Die Katholische Jugend Österreich (KJÖ) sieht das von der Bundesregierung angekündigte Social Media Verbot für junge Menschen bis 14 Jahre kritisch. Sie fordert Bezug nehmend auf die EU-Verordnung „Digital Services Act“, die europaweit Vorrang gegenüber der nationalen Gesetzgebung hat, eine Regelung auf EU-, statt auf nationalstaatlicher Ebene. Daher fordert die Katholische Jugend Österreich von der Politik, sich eher für wirkungsvolle europäische Regulierungen der Plattformen und Stärkung europäischer Alternativen einsetzen, statt auf nationalstaatlicher Ebene Verbote zu verordnen. Rafael Haigermoser, Bundesvorsitzender der Katholischen Jugend meint dazu: „Für Jugendliche braucht es mehr Begleitung und nicht den Ausschluss aus digitalen Diskursräumen. Eine Regulierung, die die süchtig machenden Praktiken der Plattformen einschränkt, würde auch allen die älter als 14 Jahre sind helfen.“

Zustimmung zu Stärkung von Medienkompetenz und Demokratie in der Schule
Über die von der Bundesregierung verlaueten Veränderungen im AHS-Oberstufenlehrplan, die Medienkompetenz und Demokratie hervorheben sollen, zeigt sich die Katholische Jugend Österreich erfreut. „Mehr Demokratiebildung, besonders in Zeiten, in denen Demokratien weltweit strategisch abgebaut werden, ist zu begrüßen“, ist die Bundesvorsitzenden Elisabeth Wanek überzeugt. Der sichere Umgang mit neuen Techniken, wie Künstlicher Intelligenz sollte jedoch in bestehenden Fächern und besonders in Informatik aufgegriffen werden.

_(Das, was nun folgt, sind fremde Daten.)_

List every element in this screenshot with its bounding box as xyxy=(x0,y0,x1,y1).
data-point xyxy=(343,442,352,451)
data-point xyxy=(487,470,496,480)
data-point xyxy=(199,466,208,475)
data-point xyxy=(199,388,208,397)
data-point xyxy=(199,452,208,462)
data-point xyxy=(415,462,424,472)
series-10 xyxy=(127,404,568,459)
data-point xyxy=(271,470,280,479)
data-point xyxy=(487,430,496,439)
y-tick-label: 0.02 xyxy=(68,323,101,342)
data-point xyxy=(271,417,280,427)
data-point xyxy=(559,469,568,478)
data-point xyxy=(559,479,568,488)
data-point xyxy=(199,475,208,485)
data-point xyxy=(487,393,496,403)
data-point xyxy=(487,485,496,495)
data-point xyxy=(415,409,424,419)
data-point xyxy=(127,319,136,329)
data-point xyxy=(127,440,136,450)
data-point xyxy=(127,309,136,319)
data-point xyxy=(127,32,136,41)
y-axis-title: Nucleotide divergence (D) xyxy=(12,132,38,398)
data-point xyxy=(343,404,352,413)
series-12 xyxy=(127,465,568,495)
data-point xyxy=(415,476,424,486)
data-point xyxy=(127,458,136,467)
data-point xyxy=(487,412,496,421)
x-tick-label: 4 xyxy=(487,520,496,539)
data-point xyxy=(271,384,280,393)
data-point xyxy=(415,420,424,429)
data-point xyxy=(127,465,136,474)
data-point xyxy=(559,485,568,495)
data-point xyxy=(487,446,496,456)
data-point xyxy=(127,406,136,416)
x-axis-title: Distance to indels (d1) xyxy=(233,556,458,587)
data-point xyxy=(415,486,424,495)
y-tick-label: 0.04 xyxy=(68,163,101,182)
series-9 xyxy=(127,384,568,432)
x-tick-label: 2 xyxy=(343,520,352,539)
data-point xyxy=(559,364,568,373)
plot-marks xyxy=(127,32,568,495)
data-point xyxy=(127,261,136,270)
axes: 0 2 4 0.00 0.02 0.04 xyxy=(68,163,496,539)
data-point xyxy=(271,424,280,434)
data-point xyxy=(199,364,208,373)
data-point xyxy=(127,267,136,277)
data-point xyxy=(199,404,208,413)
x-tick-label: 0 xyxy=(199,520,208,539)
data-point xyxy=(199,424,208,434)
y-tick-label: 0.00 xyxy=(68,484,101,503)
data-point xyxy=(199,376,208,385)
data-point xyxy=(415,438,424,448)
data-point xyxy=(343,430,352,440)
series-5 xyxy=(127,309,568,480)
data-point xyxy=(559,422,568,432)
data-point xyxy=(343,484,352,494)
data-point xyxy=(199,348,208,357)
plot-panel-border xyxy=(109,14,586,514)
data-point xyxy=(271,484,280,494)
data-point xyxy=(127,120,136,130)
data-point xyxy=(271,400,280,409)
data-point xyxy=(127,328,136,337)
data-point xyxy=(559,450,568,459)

Der voranschreitenden digitale Entwicklung lässt sich nicht alleine mit der Einführung von neuen Unterrichtsfächern begegnen. „Es wäre daher von großer Bedeutung, bei der Ausbildung von angehendem Lehrpersonal anzusetzen und das Angebot von Fortbildungen zu erweitern“, zeigt Elisabeth Wanek weiter notwendige Schritte auf.